For the second training phase, we reduce the learning rate to \(10^{-2}\), set the momemtum to \(0.1\) and reduce the dropout in the second and third layer to 0.1.

    TString trainingString2 = "| LearningRate=1e-2,"
                              "Momentum=0.1,"
                              "Repetitions=1,"
                              "ConvergenceSteps=300,"
                              "BatchSize=20,"
                              "DropConfig=0.0+0.1+0.1+0.0,"  // Dropout
                              "WeightDecay=0.001,"
                              "Regularization=L2,"
                              "TestRepetitions=15,"
                              "Multithreading=True";

For the final training phase, we further reduce the learning rate by a factor of \(10\) and set momentum and dropout probabilites to \(0\). In addition to that we increase the batch size to \(50\).

    TString trainingString3 = "| LearningRate=1e-3"
                              "Momentum=0.0,"
                              "Repetitions=1,"
                              "ConvergenceSteps=300,"
                              "BatchSize=50,"
                              "WeightDecay=0.001,"
                              "Regularization=L2,"
                              "TestRepetitions=15,"
                              "Multithreading=True";

So far, we have defined all necessary network parameters. Now we need to book the corresponding neural networks with the TMVA::Factory object, which will take care of training and evaluation of the neural network classifiers. In order to compare the effects of the different training schemes, we book three neural network classifiers: one executing only the first training phase, one executing the first and the second and another executing all training phases. We name the corresponding classifiers according to the number of training phases DNN 1, DNN 2 and DNN 3.

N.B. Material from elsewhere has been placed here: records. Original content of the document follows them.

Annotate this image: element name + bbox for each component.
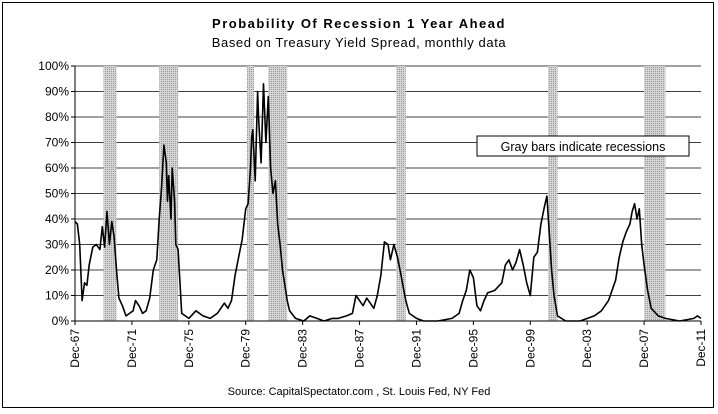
chart-subtitle: Based on Treasury Yield Spread, monthly … xyxy=(212,35,507,50)
chart-source: Source: CapitalSpectator.com , St. Louis… xyxy=(228,386,491,398)
chart-title: Probability Of Recession 1 Year Ahead xyxy=(212,16,506,31)
x-tick-label: Dec-79 xyxy=(239,329,253,368)
x-tick-label: Dec-95 xyxy=(466,329,480,368)
annotation-box xyxy=(476,135,690,157)
y-tick-label: 70% xyxy=(45,136,69,150)
recession-bar xyxy=(103,66,117,321)
y-tick-label: 60% xyxy=(45,161,69,175)
y-tick-label: 100% xyxy=(38,59,69,73)
x-tick-label: Dec-83 xyxy=(296,329,310,368)
y-tick-label: 40% xyxy=(45,212,69,226)
x-tick-label: Dec-07 xyxy=(637,329,651,368)
x-tick-label: Dec-75 xyxy=(182,329,196,368)
x-tick-label: Dec-11 xyxy=(694,329,708,367)
x-tick-label: Dec-71 xyxy=(125,329,139,368)
y-tick-label: 30% xyxy=(45,238,69,252)
y-tick-label: 20% xyxy=(45,263,69,277)
x-tick-label: Dec-03 xyxy=(580,329,594,368)
x-tick-label: Dec-99 xyxy=(523,329,537,368)
recession-bar xyxy=(268,66,288,321)
recession-bar xyxy=(396,66,406,321)
x-tick-label: Dec-67 xyxy=(68,329,82,368)
y-tick-label: 50% xyxy=(45,187,69,201)
recession-probability-chart: Probability Of Recession 1 Year Ahead Ba… xyxy=(38,16,708,398)
x-tick-label: Dec-91 xyxy=(409,329,423,368)
y-tick-label: 0% xyxy=(52,314,70,328)
x-tick-label: Dec-87 xyxy=(353,329,367,368)
annotation-text: Gray bars indicate recessions xyxy=(501,140,666,154)
recession-bar xyxy=(548,66,558,321)
chart-frame: Probability Of Recession 1 Year Ahead Ba… xyxy=(2,2,714,408)
y-tick-label: 80% xyxy=(45,110,69,124)
y-tick-label: 10% xyxy=(45,289,69,303)
plot-area: 0% 10% 20% 30% 40% 50% 60% 70% 80% 90% 100% Dec-67 D… xyxy=(38,59,708,368)
recession-bar xyxy=(246,66,255,321)
recession-bar xyxy=(644,66,666,321)
y-tick-label: 90% xyxy=(45,85,69,99)
probability-series-line xyxy=(74,83,702,322)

    configString += ":" + layoutString + ":" + trainingString1;
    factory->BookMethod(loader, TMVA::Types::kDNN, "DNN 1", configString);

    configString += trainingString2;
    factory->BookMethod(loader, TMVA::Types::kDNN, "DNN 2", configString);

    configString += trainingString3;
    factory->BookMethod(loader, TMVA::Types::kDNN, "DNN 3", configString);

    factory->TrainAllMethods();
    factory->TestAllMethods();
    factory->EvaluateAllMethods();

    output->Close();

Results

The above code trains three identical neural networks with the three different training schemes given. The ROC curves of the resulting network are displayed below.

Figure 1: ROC Curves for the three different training schemes. No improvement in classification performance can be achieved through the additional training phases.

Figure 1: ROC Curves for the three different training schemes. No improvement in classification performance can be achieved through the additional training phases.

Unfortunately no improvement in performance could be achieved from the additional training phases. It even seems that the additional training degrades the classifier performance. This may indicate that the reduction in dropout leads to overfitting of neural network.

One difficulty in training the neural network is that the training currently takes a lot of time. As displayed in the figure below, for the three training phases the times required for the training on my laptop were \(8.1\), \(11.4\) and \(18.8\) hours, respectively. This makes optimizing the network structure and training schemes difficult.

Figure 2: Training times required for the three training schemes described above.

Figure 2: Training times required for the three training schemes described above.